When King Lingeswaran is introduced in Lingaa, he is shown reading a book titled “The Hero of Thousand Faces” by Joseph Campbell (it’s historically wrong because the book was first published in 1949 and Lingaa’s story happens in 1939 – that’s a different story). This book is regarded as a seminal thesis on how the heroes are made in different cultures. Philosophers, sociologists, marketers, movie makers and film students revere this book. I was recently stunned when I read this book as it was prescribed by my lecturer to understand the story of brands.
The curious juxtaposition with respect to Rajini and the book is that his real life story follows the path of monomyth as proposed by Joseph Campbell. In fact, most of his post superstardom movies can be shown as an example of hero’s life as depicted by Campbell. There is one part which most of us wouldn’t want to happen to Rajini, the superstar – the end of the superstar. We want this super star to live forever with his superstardom.

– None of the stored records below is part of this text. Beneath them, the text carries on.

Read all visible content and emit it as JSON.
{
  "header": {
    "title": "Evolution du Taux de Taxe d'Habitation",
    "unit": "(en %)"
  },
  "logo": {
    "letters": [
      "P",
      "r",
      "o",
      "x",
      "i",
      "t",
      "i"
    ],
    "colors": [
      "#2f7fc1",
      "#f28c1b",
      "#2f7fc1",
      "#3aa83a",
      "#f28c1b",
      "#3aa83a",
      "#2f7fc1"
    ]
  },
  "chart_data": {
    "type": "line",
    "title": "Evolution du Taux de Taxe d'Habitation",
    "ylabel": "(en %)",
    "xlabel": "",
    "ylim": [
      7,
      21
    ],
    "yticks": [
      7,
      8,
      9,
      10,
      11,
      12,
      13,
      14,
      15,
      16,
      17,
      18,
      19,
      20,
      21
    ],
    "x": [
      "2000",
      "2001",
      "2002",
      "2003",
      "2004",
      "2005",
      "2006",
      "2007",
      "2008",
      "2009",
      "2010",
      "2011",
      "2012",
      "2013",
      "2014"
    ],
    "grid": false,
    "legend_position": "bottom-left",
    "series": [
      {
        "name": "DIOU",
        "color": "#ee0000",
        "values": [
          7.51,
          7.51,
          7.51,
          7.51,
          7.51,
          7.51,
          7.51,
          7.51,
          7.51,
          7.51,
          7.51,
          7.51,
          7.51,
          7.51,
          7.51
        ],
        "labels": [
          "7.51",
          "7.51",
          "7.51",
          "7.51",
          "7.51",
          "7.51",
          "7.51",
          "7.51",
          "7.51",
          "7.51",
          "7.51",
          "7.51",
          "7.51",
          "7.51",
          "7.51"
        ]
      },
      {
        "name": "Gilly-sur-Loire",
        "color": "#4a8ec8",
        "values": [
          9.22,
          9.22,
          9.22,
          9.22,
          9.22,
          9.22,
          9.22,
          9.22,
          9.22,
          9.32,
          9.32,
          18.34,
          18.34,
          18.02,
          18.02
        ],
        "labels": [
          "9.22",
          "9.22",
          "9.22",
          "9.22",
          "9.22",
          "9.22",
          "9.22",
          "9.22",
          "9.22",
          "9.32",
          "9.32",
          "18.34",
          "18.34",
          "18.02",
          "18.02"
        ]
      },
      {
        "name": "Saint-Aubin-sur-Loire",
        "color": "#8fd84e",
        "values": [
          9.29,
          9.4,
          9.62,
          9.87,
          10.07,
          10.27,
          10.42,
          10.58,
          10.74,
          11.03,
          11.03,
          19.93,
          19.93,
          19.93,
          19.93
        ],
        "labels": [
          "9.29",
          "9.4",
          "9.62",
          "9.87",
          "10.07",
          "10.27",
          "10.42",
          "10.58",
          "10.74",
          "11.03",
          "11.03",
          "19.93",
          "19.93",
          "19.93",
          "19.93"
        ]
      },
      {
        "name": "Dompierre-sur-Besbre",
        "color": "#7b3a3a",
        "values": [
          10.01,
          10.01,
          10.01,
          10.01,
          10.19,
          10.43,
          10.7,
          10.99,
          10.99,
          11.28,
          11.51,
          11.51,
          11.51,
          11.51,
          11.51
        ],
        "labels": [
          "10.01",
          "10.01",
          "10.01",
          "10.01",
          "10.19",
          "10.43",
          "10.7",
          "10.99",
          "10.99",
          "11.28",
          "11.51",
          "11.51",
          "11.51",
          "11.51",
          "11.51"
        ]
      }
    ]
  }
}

His movies are immortalised, but we want to immortalise this persona too.
Kochadaiyaan for instance is an attempt to revive his youthful exuberance through animation that failed miserably. Lingaa on the other hand proves why should we allow him to age gracefully and let him give up his superstar status. Lingaa is a typical Rajinikanth movie in which we see a fictional (or alternative history) take on Mullaiperiyar dam. King Lingeswaran, a collector and a small king give up everything to build a dam for Solaiyur to help the village during the British rule. His grandson (Lingaa) comes back to the same village after 70 years to fulfil a duty and what happens is shown in a usual Rajini way but sans the enthusiasm that we usually see in a Rajini movie.
There can be multiple reasons why Lingaa doesn’t work. The screenplay (KS Ravikumar) doesn’t engage you like the usual superstar movies. It doesn’t allow you to root for Rajini like you usually do in all of his movies. The lack of formidable antagonists, tired musical score by AR Rahman and lacklustre acting pile up the woes.
But above all, Lingaa is a feeble attempt to manifest every superstar fan’s dream. A dream where he does everything what his fans expect him to do. Over the past few years, these dreams have become a burden over his head. A handcuff made of adulations that he is not in a position to leave. This happened to superstars like Dev Anand and Amitabh. Dev couldn’t manage it while Amitabh moved and started taking graceful roles to suit his age and acting prowess.
Rajinikanth is an impeccable actor. His earlier movies and few scenes that you see in his later movies are testimonies to his brilliance. Nevertheless, as fans we don’t want him to leave his superstar status. I think its time we allow him to move on. Allow him to do roles that will make him enjoy his acting. We should allow him exit gracefully. Trust me, we will still love him the way we do now. We need to give him his space. A space where he can get back to doing roles like Chakravarthy (Netrikann) or Santhanam (6il irundhu 60 Varai). Why not a romantic comedy like Cheeni Kum or a complete villain role or something that will excite him as an actor. Why are we constraining him to do be a super star while he can do plethora of roles? Why are we still killing the actor in him?
There is a scene in Lingaa (the one scene I like the most) where the people from Solaiyur plead him to come back. They want to make him a king again and give back his wealth as he is living as a simpleton. He replies “I have seen that life and enjoyed it. I want to enjoy this as well”.
I believe there is a larger message for his fans too. We have to let go “Super Star” and bring back Rajinikanth. Let’s permit him to move on.
P.S: Ok Ok, I can hear the mind voice -‘Should we see the movie or not?” – To be honest, it’s slipshod effort to hold the superstar status of Rajinikanth in which KS Ravikumar miserably fails. A 1.5/5 and not a worthy watch.